If string theory is already a better way of looking at these phenomena, the question may be partly answered. Maybe a better way to phrase it is this: What energy scales have you been able to reach, and have you observed new structure all along the way, or have things finally started to simplify, as people once innocently expected that they would?
10. Has anybody built a quantum computer that can factor a thousand-bit integer? What else is it used for? Do most homes have one?

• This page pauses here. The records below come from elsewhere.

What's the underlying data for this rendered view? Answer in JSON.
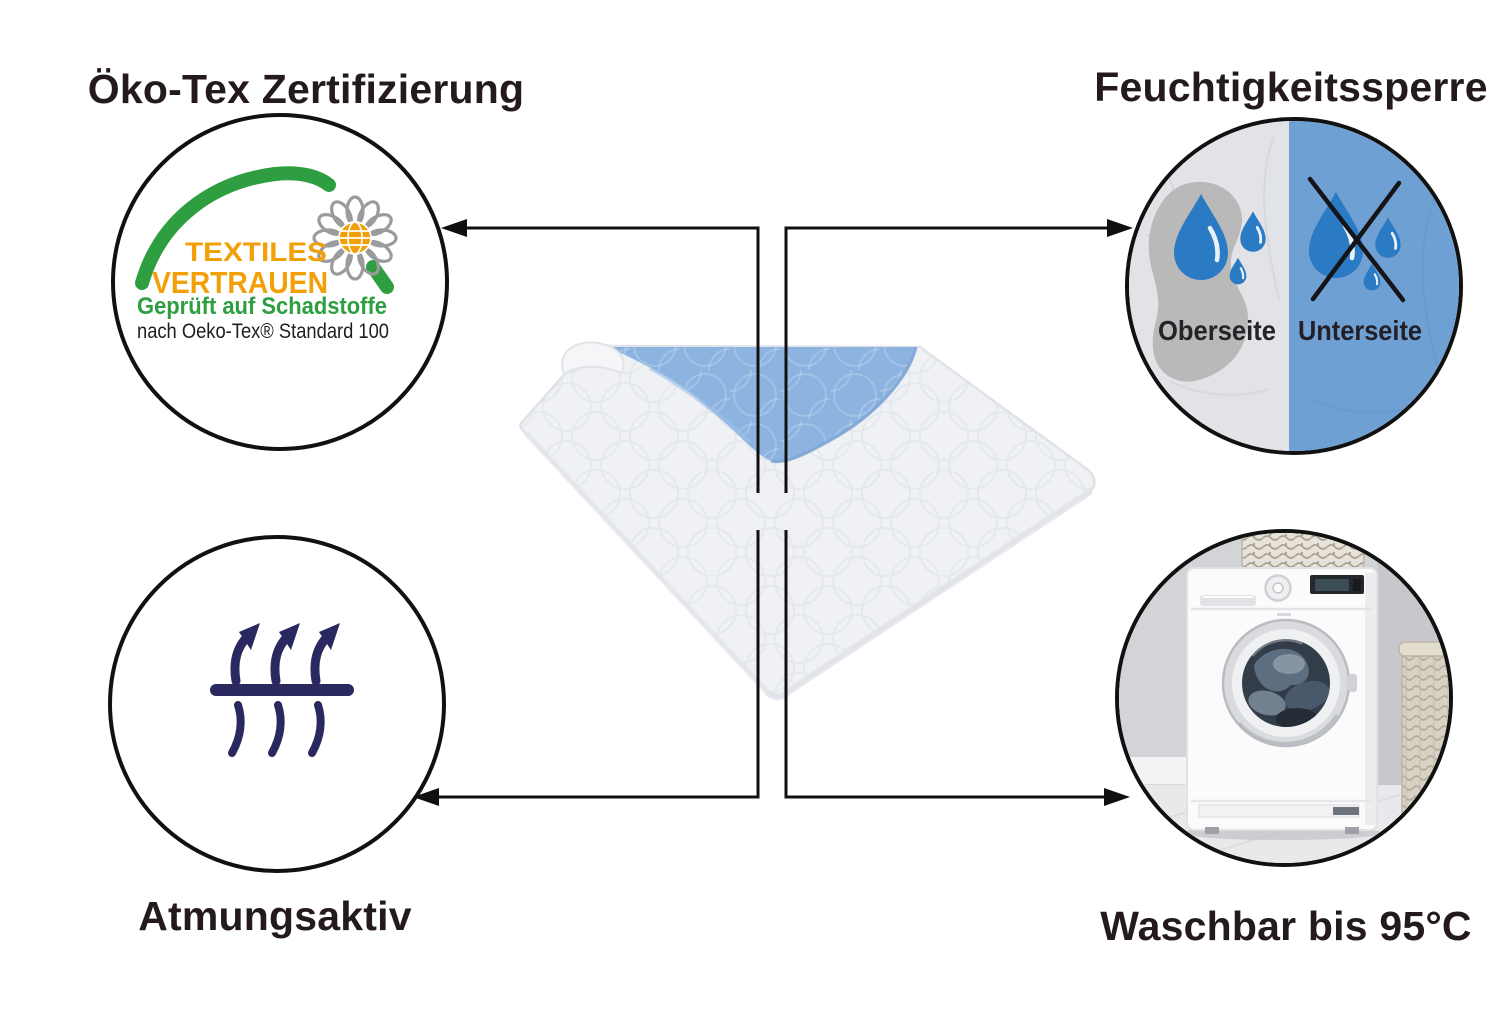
{
  "sections": {
    "certification": {
      "title": "Öko-Tex Zertifizierung",
      "badge": {
        "line1": "TEXTILES",
        "line2": "VERTRAUEN",
        "line3": "Geprüft auf Schadstoffe",
        "line4": "nach Oeko-Tex® Standard 100"
      }
    },
    "moisture": {
      "title": "Feuchtigkeitssperre",
      "top_label": "Oberseite",
      "bottom_label": "Unterseite"
    },
    "breathable": {
      "title": "Atmungsaktiv"
    },
    "washable": {
      "title": "Waschbar bis 95°C"
    }
  },
  "icons": {
    "flower": "oeko-tex-flower-icon",
    "drops": "water-drops-icon",
    "drops_crossed": "no-water-drops-icon",
    "breathe": "breathability-arrows-icon",
    "washer": "washing-machine-image",
    "arrow_left": "arrow-left-icon",
    "arrow_right": "arrow-right-icon"
  },
  "colors": {
    "heading_text": "#241a1c",
    "circle_outline": "#111111",
    "connector": "#101010",
    "oekotex_green": "#2f9e41",
    "oekotex_orange": "#f2a007",
    "navy_icon": "#29285f",
    "pad_top_white": "#eff1f4",
    "pad_back_blue": "#8db4e1",
    "barrier_top_gray": "#e1e3e6",
    "barrier_bottom_blue": "#6fa0d3",
    "water_drop_blue": "#2a7ac4"
  }
}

This is the most rash of my questions, since the whole subject of quantum computation is so new that it all may well have evaporated by 2010. The question would then make sense in 2100 only to specialists in the history of science. But I like to think that so beautiful a gedanken technology will capture enough imaginations to give the quest for its realization sufficient impetus that--who knows--it might even succeed despite all current indications to the contrary. I'm hoping my intellectual descendants in 2100 will at least know what it is I'm talking about. If so, this will probably mean they've succeeded.
But I wouldn't bet my great-great-great-grandchildren's college tuition money on it. Assuming there still is money. Assuming colleges still charge tuition. Assuming there still are colleges.
N. David Mermin is a professor of physics at Cornell University. He would be delighted to learn what physicists and physical biologists are thinking about in 2020.